Subject to approval by the towns and municipalities, the hospital wants to implement the new plan July 1, 2005.

Hospital officials said they would develop a plan that would protect the quality services now provided and create efficiencies that will keep the ambulance services financially viable.

In the last fiscal year, which ended June 30, the ambulance service network had a total loss of $732,678.

Batt cited decreases and changes in state and federal reimbursements for rural ambulance services as the major cause for the deficit.

In most cases, hospital Vice President Jill Berry Bowen said, the state and federal programs designed to pay for medical services such as ambulance care do not cover the full cost of the care.

That means that many ambulance runs have an operating loss, she said.

The towns’ subsidies help pay for the ambulance services, but the funds do not cover the cost of operating all the ambulance services.

“We’re not going to make a profit, that’s not our goal,” said Darryl Brown, member of the Franklin Memorial Hospital Board. “We want to break even.”

Town officials in the LifeStar and Community Emergency Services area walked away with checks for their share of profits the ambulance services had in their region. But towns covered by Rangeley, AMPS and Sugarloaf services received a bill for additional money owed for services.

Farmington Town Manager Dick Davis had a check for $23,321.28 for his town, which is nearly half of the LifeStar’s profit of $57,517.

The town’s share of Community Emergency Service’s profit was $20,078.

For the towns covered by AMPS, the deficit is $8,389. In the Rangeley service area, the towns owe a combined $42,358; the towns in the Sugarloaf area owe a total of $71,830.
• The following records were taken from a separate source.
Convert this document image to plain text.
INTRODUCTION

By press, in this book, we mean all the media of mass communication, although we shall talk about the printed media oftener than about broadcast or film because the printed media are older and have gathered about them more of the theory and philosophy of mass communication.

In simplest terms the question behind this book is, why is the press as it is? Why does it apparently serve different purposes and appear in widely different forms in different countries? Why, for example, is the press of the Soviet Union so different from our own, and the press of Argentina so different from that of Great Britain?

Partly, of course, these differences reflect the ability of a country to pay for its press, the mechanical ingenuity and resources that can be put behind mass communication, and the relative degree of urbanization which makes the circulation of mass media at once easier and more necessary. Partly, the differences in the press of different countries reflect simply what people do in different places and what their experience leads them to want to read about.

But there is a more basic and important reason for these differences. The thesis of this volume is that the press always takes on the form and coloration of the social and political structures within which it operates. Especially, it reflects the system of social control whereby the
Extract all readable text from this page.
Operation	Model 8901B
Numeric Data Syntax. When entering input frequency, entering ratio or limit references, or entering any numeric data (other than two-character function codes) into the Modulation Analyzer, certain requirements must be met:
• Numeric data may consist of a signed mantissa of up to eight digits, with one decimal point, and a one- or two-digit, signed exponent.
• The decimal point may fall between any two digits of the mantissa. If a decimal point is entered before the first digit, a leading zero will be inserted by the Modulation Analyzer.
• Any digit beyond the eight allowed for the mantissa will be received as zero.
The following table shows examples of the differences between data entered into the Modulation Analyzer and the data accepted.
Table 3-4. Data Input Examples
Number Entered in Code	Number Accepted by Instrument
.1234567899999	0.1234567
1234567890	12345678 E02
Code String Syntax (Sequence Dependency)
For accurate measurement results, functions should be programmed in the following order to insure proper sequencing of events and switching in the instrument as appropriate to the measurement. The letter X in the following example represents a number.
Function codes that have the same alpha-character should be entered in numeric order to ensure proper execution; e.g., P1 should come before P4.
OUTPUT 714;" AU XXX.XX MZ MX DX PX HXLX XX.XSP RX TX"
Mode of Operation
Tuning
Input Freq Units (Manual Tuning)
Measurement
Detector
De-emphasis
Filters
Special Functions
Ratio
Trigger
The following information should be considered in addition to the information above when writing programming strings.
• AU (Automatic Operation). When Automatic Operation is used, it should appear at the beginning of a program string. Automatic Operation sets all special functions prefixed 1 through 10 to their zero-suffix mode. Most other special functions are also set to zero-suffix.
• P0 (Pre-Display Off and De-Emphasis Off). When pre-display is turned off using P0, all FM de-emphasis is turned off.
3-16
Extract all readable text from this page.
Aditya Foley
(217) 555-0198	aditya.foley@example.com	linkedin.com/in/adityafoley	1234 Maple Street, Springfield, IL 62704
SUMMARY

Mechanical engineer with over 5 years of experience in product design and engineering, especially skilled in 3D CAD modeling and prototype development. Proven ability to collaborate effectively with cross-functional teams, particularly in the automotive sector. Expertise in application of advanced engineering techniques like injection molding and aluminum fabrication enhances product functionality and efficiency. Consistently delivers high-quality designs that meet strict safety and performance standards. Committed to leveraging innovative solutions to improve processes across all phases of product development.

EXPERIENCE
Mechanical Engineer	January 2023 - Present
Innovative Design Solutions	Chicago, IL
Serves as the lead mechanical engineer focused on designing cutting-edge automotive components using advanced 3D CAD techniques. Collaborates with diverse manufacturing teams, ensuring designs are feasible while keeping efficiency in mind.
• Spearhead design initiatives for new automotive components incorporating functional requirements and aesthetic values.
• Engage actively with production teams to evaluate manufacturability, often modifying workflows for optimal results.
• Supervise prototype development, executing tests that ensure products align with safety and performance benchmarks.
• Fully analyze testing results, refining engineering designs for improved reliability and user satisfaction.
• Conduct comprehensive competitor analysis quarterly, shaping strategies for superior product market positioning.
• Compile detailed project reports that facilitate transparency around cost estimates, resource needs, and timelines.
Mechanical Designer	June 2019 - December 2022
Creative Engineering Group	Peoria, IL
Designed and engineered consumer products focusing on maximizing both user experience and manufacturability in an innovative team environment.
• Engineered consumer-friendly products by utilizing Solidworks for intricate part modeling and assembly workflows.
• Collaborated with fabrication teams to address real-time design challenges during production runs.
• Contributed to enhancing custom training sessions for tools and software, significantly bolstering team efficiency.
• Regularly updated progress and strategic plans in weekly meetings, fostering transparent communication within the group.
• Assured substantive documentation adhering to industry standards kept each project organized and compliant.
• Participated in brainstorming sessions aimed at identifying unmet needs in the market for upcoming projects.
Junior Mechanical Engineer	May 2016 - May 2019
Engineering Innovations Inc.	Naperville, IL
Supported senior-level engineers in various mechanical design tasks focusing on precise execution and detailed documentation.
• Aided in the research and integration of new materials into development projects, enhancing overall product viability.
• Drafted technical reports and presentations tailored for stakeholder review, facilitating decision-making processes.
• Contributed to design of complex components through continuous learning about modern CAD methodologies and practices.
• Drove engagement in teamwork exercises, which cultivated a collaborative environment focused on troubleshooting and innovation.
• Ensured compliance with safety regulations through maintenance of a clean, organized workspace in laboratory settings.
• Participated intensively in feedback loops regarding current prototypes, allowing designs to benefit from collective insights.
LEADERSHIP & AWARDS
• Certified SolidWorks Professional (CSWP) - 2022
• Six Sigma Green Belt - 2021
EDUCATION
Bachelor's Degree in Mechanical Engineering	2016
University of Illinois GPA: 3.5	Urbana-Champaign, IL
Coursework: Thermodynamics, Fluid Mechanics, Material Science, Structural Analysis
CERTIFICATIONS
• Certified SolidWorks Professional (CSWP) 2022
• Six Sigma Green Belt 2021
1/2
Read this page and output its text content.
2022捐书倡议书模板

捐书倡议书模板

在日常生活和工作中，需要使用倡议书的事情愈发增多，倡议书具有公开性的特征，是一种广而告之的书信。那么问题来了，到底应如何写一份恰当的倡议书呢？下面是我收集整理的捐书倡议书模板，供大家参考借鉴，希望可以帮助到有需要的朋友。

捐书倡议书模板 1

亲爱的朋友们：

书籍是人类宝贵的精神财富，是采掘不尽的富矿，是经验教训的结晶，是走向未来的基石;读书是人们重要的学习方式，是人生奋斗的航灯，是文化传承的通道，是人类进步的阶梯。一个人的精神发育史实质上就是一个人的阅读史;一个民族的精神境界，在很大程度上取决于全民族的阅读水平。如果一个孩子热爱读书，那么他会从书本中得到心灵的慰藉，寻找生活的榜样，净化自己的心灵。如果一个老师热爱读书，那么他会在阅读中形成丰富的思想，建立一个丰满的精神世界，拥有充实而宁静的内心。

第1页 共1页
Berry Bowen said numbers are accruing for the current fiscal year, as well.

It cost $4 million overall to provide ambulance service in the coverage area last year, Batt said, and if the deficit were only $50,000, it wouldn’t be bad. Under the new plan, the hospital would earn the profit and absorb the loss. The profit would go into a special ambulance account. The towns would still need to pay subsidies, Batt said, but they would be lower.

She said that when the federal government changed the way rural ambulance services are reimbursed, the services with shorter runs and more runs were reimbursed more than the services that have longer runs and fewer calls.

Although hospital officials said before they acquired the separate ambulance services that each entity would keep its name and that they would never be combined into one service, Batt said reimbursement changes couldn’t be predicted.

The government had used the same formula for 25 years, he said, and it was changed four years ago.